Il nuovo organismo consultivo riunisce competenze accademiche e scientifiche di alto livello con l’obiettivo di orientare le attività dell’Agenzia verso le priorità strategiche della ricerca applicata, della transizione energetica e dello sviluppo sostenibile, rafforzando il coordinamento tra discipline e ambiti tecnologici differenti.
Si è insediato a Roma il nuovo Consiglio Tecnico-Scientifico (CTS) dell’ENEA, organismo chiamato a fornire supporto strategico e consultivo alle attività tecnico-scientifiche dell’Agenzia. E' quanto si apprende da un comunicato stampa.
Il CTS è composto da sette membri complessivi: quattro componenti esterni selezionati tramite una procedura pubblica e due membri interni eletti dal personale ricercatore e tecnologo.
Il nuovo Consiglio è presieduto dalla Presidente ENEA Francesca Mariotti, che ne garantisce l’unitarietà di indirizzo. L’insediamento del CTS si inserisce nel percorso di rafforzamento della governance tecnico-scientifica dell’Agenzia, con l’obiettivo di consolidare il ruolo dell’ente nei principali ambiti della transizione energetica, della sostenibilità e dell’innovazione.

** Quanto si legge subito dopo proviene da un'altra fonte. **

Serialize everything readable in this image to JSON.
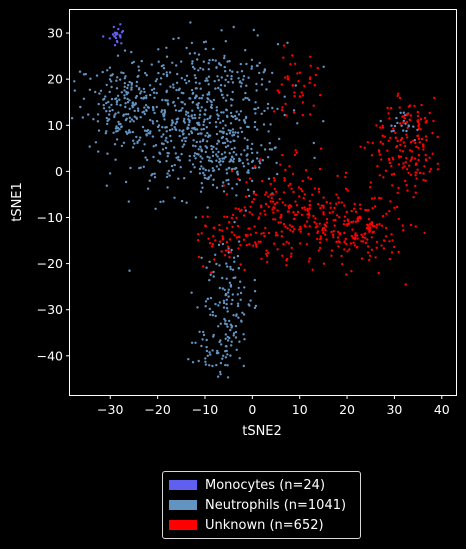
{
  "chart_data": {
    "type": "scatter",
    "xlabel": "tSNE2",
    "ylabel": "tSNE1",
    "xlim": [
      -38.5,
      43
    ],
    "ylim": [
      -48.5,
      35
    ],
    "xticks": [
      -30,
      -20,
      -10,
      0,
      10,
      20,
      30,
      40
    ],
    "yticks": [
      30,
      20,
      10,
      0,
      -10,
      -20,
      -30,
      -40
    ],
    "xtick_labels": [
      "−30",
      "−20",
      "−10",
      "0",
      "10",
      "20",
      "30",
      "40"
    ],
    "ytick_labels": [
      "30",
      "20",
      "10",
      "0",
      "−10",
      "−20",
      "−30",
      "−40"
    ],
    "legend_position": "below",
    "series": [
      {
        "name": "Monocytes (n=24)",
        "color": "#6060f0",
        "count": 24,
        "clusters": [
          {
            "cx": -28.5,
            "cy": 29.5,
            "sx": 1.0,
            "sy": 1.0,
            "n": 24
          }
        ]
      },
      {
        "name": "Neutrophils (n=1041)",
        "color": "#6393c0",
        "count": 1041,
        "clusters": [
          {
            "cx": -12,
            "cy": 12,
            "sx": 9,
            "sy": 8,
            "n": 620
          },
          {
            "cx": -28,
            "cy": 15,
            "sx": 4,
            "sy": 4,
            "n": 120
          },
          {
            "cx": -6,
            "cy": 2,
            "sx": 5,
            "sy": 4,
            "n": 110
          },
          {
            "cx": -5,
            "cy": -28,
            "sx": 2.5,
            "sy": 7,
            "n": 130
          },
          {
            "cx": -8,
            "cy": -40,
            "sx": 2,
            "sy": 2.5,
            "n": 40
          },
          {
            "cx": 31,
            "cy": 10,
            "sx": 3,
            "sy": 2,
            "n": 21
          }
        ]
      },
      {
        "name": "Unknown (n=652)",
        "color": "#ff0000",
        "count": 652,
        "clusters": [
          {
            "cx": 33,
            "cy": 6,
            "sx": 3.8,
            "sy": 5,
            "n": 160
          },
          {
            "cx": 8,
            "cy": -8,
            "sx": 6,
            "sy": 5,
            "n": 200
          },
          {
            "cx": 22,
            "cy": -13,
            "sx": 5,
            "sy": 4,
            "n": 180
          },
          {
            "cx": -4,
            "cy": -14,
            "sx": 4,
            "sy": 3,
            "n": 70
          },
          {
            "cx": 9,
            "cy": 19,
            "sx": 2.5,
            "sy": 3.5,
            "n": 42
          }
        ]
      }
    ]
  }
}
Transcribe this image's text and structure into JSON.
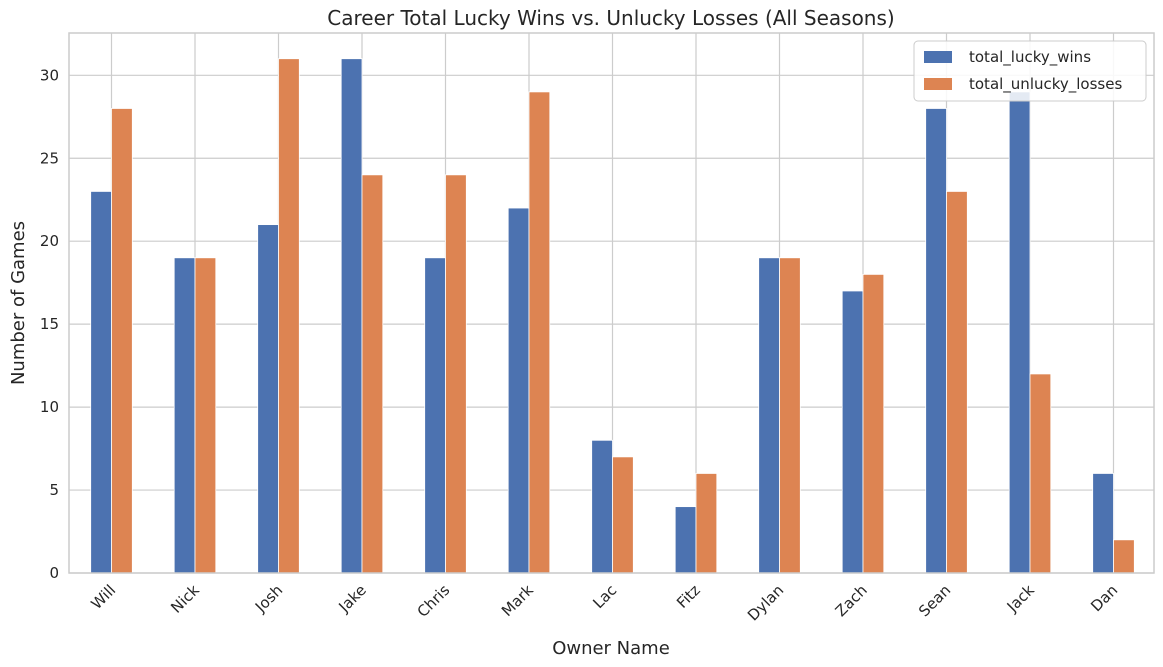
{
  "chart_data": {
    "type": "bar",
    "title": "Career Total Lucky Wins vs. Unlucky Losses (All Seasons)",
    "xlabel": "Owner Name",
    "ylabel": "Number of Games",
    "categories": [
      "Will",
      "Nick",
      "Josh",
      "Jake",
      "Chris",
      "Mark",
      "Lac",
      "Fitz",
      "Dylan",
      "Zach",
      "Sean",
      "Jack",
      "Dan"
    ],
    "series": [
      {
        "name": "total_lucky_wins",
        "color": "#4c72b0",
        "values": [
          23,
          19,
          21,
          31,
          19,
          22,
          8,
          4,
          19,
          17,
          28,
          29,
          6
        ]
      },
      {
        "name": "total_unlucky_losses",
        "color": "#dd8452",
        "values": [
          28,
          19,
          31,
          24,
          24,
          29,
          7,
          6,
          19,
          18,
          23,
          12,
          2
        ]
      }
    ],
    "ylim": [
      0,
      32.55
    ],
    "yticks": [
      0,
      5,
      10,
      15,
      20,
      25,
      30
    ],
    "grid": true,
    "legend_position": "top-right",
    "tick_rotation_deg": 45
  }
}
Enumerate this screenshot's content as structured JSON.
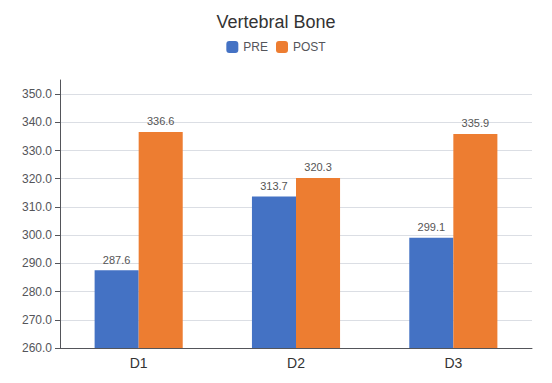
{
  "chart_data": {
    "type": "bar",
    "title": "Vertebral Bone",
    "categories": [
      "D1",
      "D2",
      "D3"
    ],
    "series": [
      {
        "name": "PRE",
        "color": "#4472C4",
        "values": [
          287.6,
          313.7,
          299.1
        ]
      },
      {
        "name": "POST",
        "color": "#ED7D31",
        "values": [
          336.6,
          320.3,
          335.9
        ]
      }
    ],
    "ylim": [
      260.0,
      355.0
    ],
    "yticks": [
      {
        "value": 260,
        "label": "260.0"
      },
      {
        "value": 270,
        "label": "270.0"
      },
      {
        "value": 280,
        "label": "280.0"
      },
      {
        "value": 290,
        "label": "290.0"
      },
      {
        "value": 300,
        "label": "300.0"
      },
      {
        "value": 310,
        "label": "310.0"
      },
      {
        "value": 320,
        "label": "320.0"
      },
      {
        "value": 330,
        "label": "330.0"
      },
      {
        "value": 340,
        "label": "340.0"
      },
      {
        "value": 350,
        "label": "350.0"
      }
    ],
    "grid": true,
    "legend": "top",
    "data_labels": true
  }
}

Tra i componenti esterni figurano Massimiliano Atelli, professore associato di Diritto amministrativo all’Università Mercatorum di Roma ed ex magistrato della Corte dei conti; Gianfranco Caruso, professore ordinario di Impianti nucleari e direttore del Dipartimento di Ingegneria elettrica ed energetica presso la Sapienza Università di Roma; Silvia Grandi, dirigente della Pubblica Amministrazione e professoressa di Geografia politico-economica all’Università di Bologna; e Anna Laura Pisello, professoressa ordinaria di Fisica Tecnica Ambientale presso l’Università degli Studi di Perugia.

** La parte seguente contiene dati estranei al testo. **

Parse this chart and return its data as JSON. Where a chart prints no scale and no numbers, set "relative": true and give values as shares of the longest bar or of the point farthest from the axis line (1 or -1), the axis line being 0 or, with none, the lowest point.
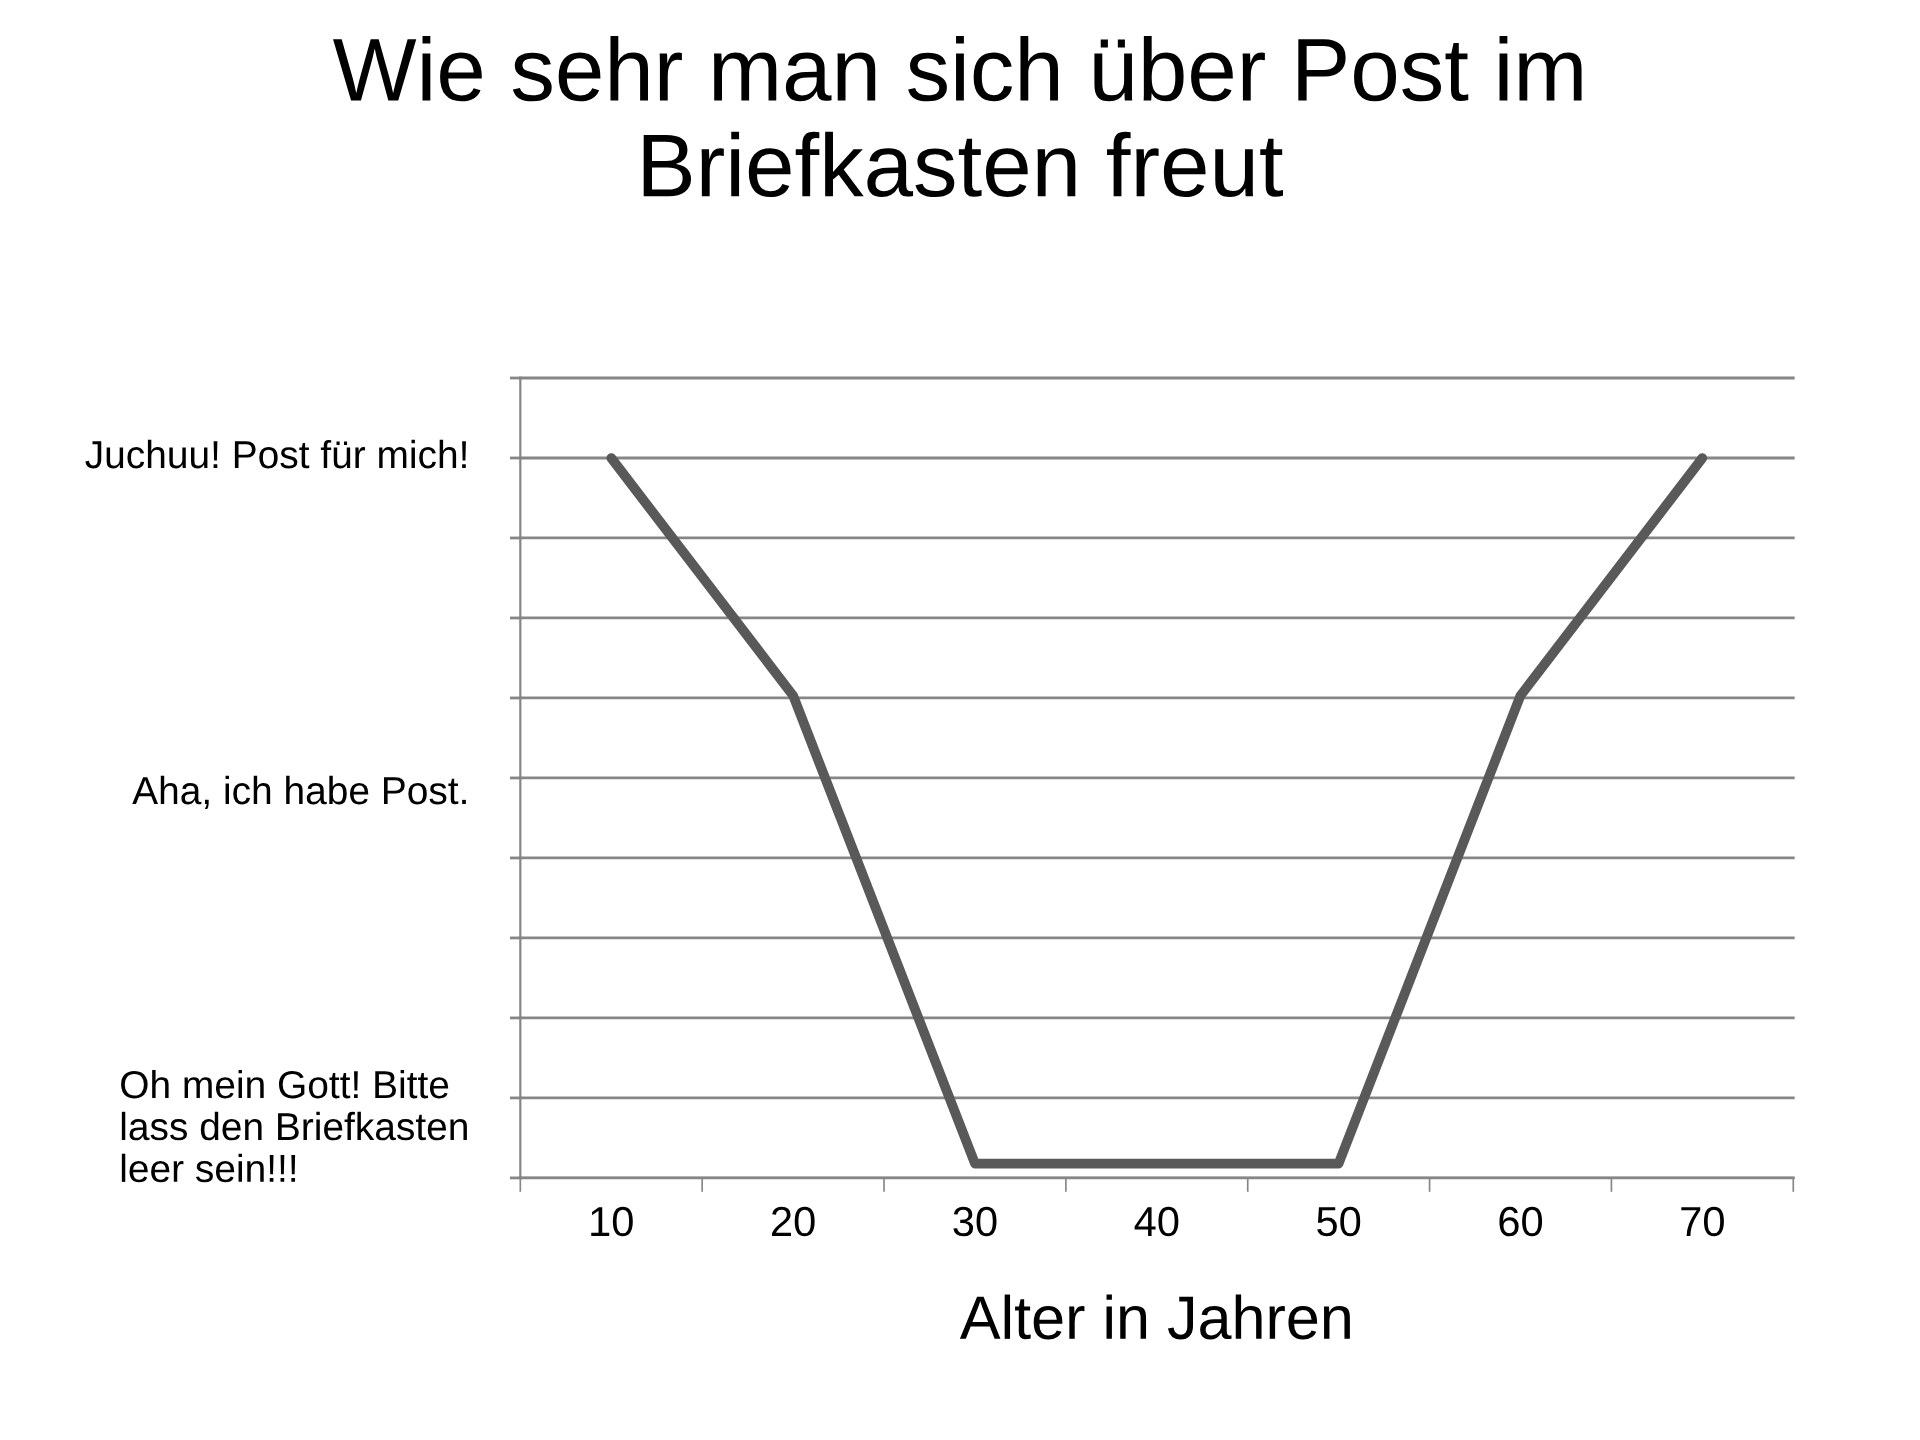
{
  "chart_data": {
    "type": "line",
    "title": "Wie sehr man sich über Post im\nBriefkasten freut",
    "xlabel": "Alter in Jahren",
    "categories": [
      "10",
      "20",
      "30",
      "40",
      "50",
      "60",
      "70"
    ],
    "series": [
      {
        "color": "#595959",
        "values": [
          1,
          0.67,
          0.02,
          0.02,
          0.02,
          0.67,
          1
        ]
      }
    ],
    "relative": true,
    "annotations": [
      "Juchuu! Post für mich!",
      "Aha, ich habe Post.",
      "Oh mein Gott! Bitte\nlass den Briefkasten\nleer sein!!!"
    ],
    "grid": "y",
    "marker": "none",
    "line_style": "solid",
    "legend": false
  }
}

I membri interni sono invece Arianna Latini, afferente al Dipartimento ENEA Sostenibilità, circolarità e adattamento al cambiamento climatico dei sistemi produttivi e territoriali, e Alberto Previti, del Dipartimento ENEA Nucleare.

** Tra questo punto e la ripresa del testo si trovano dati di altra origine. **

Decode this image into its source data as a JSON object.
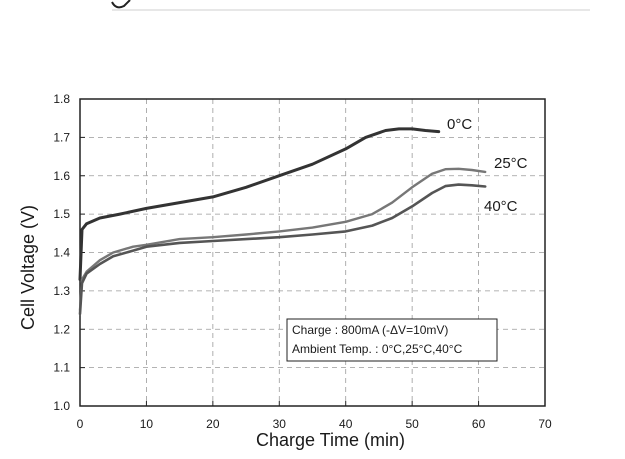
{
  "chart_data": {
    "type": "line",
    "title": "",
    "xlabel": "Charge Time (min)",
    "ylabel": "Cell Voltage (V)",
    "xlim": [
      0,
      70
    ],
    "ylim": [
      1.0,
      1.8
    ],
    "x_ticks": [
      "0",
      "10",
      "20",
      "30",
      "40",
      "50",
      "60",
      "70"
    ],
    "y_ticks": [
      "1.0",
      "1.1",
      "1.2",
      "1.3",
      "1.4",
      "1.5",
      "1.6",
      "1.7",
      "1.8"
    ],
    "grid": true,
    "series": [
      {
        "name": "0°C",
        "color": "#333333",
        "x": [
          0,
          0.3,
          1,
          3,
          6,
          10,
          15,
          20,
          25,
          30,
          35,
          40,
          43,
          46,
          48,
          50,
          52,
          54
        ],
        "y": [
          1.33,
          1.46,
          1.475,
          1.49,
          1.5,
          1.515,
          1.53,
          1.545,
          1.57,
          1.6,
          1.63,
          1.67,
          1.7,
          1.718,
          1.722,
          1.722,
          1.718,
          1.715
        ]
      },
      {
        "name": "25°C",
        "color": "#777777",
        "x": [
          0,
          0.3,
          1,
          3,
          5,
          8,
          10,
          15,
          20,
          25,
          30,
          35,
          40,
          44,
          47,
          50,
          53,
          55,
          57,
          59,
          61
        ],
        "y": [
          1.25,
          1.33,
          1.35,
          1.38,
          1.4,
          1.415,
          1.42,
          1.435,
          1.44,
          1.447,
          1.455,
          1.465,
          1.48,
          1.5,
          1.53,
          1.57,
          1.605,
          1.617,
          1.618,
          1.615,
          1.61
        ]
      },
      {
        "name": "40°C",
        "color": "#555555",
        "x": [
          0,
          0.3,
          1,
          3,
          5,
          8,
          10,
          15,
          20,
          25,
          30,
          35,
          40,
          44,
          47,
          50,
          53,
          55,
          57,
          59,
          61
        ],
        "y": [
          1.24,
          1.32,
          1.345,
          1.37,
          1.39,
          1.405,
          1.415,
          1.425,
          1.43,
          1.435,
          1.44,
          1.447,
          1.455,
          1.47,
          1.49,
          1.52,
          1.555,
          1.573,
          1.577,
          1.575,
          1.572
        ]
      }
    ],
    "annotation": {
      "line1": "Charge : 800mA (-ΔV=10mV)",
      "line2": "Ambient Temp. : 0°C,25°C,40°C"
    }
  }
}
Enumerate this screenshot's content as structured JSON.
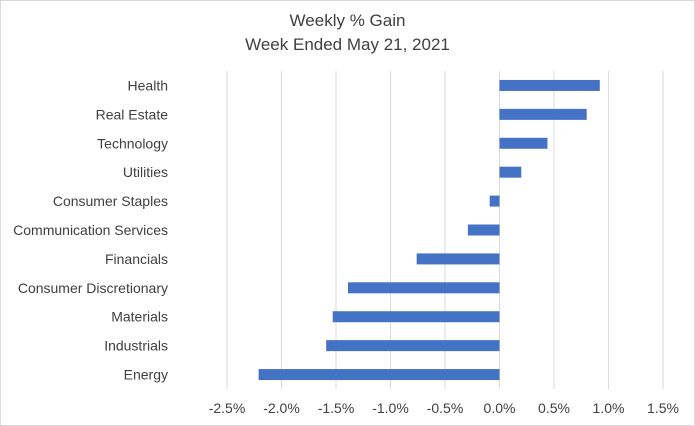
{
  "chart_data": {
    "type": "bar",
    "orientation": "horizontal",
    "title": "Weekly % Gain",
    "subtitle": "Week Ended May 21, 2021",
    "categories": [
      "Health",
      "Real Estate",
      "Technology",
      "Utilities",
      "Consumer Staples",
      "Communication Services",
      "Financials",
      "Consumer Discretionary",
      "Materials",
      "Industrials",
      "Energy"
    ],
    "values": [
      0.92,
      0.8,
      0.44,
      0.2,
      -0.09,
      -0.29,
      -0.76,
      -1.39,
      -1.53,
      -1.59,
      -2.21
    ],
    "xlim": [
      -2.5,
      1.5
    ],
    "x_ticks": [
      -2.5,
      -2.0,
      -1.5,
      -1.0,
      -0.5,
      0.0,
      0.5,
      1.0,
      1.5
    ],
    "x_tick_labels": [
      "-2.5%",
      "-2.0%",
      "-1.5%",
      "-1.0%",
      "-0.5%",
      "0.0%",
      "0.5%",
      "1.0%",
      "1.5%"
    ],
    "grid": "vertical",
    "legend": "none",
    "bar_color": "#4472c4",
    "grid_color": "#d9d9d9"
  }
}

Il CTS - scrive ENEA - "si caratterizza per l’elevato profilo scientifico e la forte trasversalità delle competenze". Particolare rilievo è dato anche alla rappresentanza di genere, con quattro donne su sette componenti, elemento evidenziato come segnale dell’impegno dell’ente nella valorizzazione delle competenze femminili ai vertici della ricerca pubblica.
“Con questa nomina, ENEA rafforza il proprio sistema di governance tecnico-scientifica, puntando su competenze di alto profilo e su un approccio multidisciplinare alle grandi sfide della ricerca, dell’innovazione e della sostenibilità”, ha dichiarato la Presidente ENEA Francesca Mariotti in occasione dell’insediamento.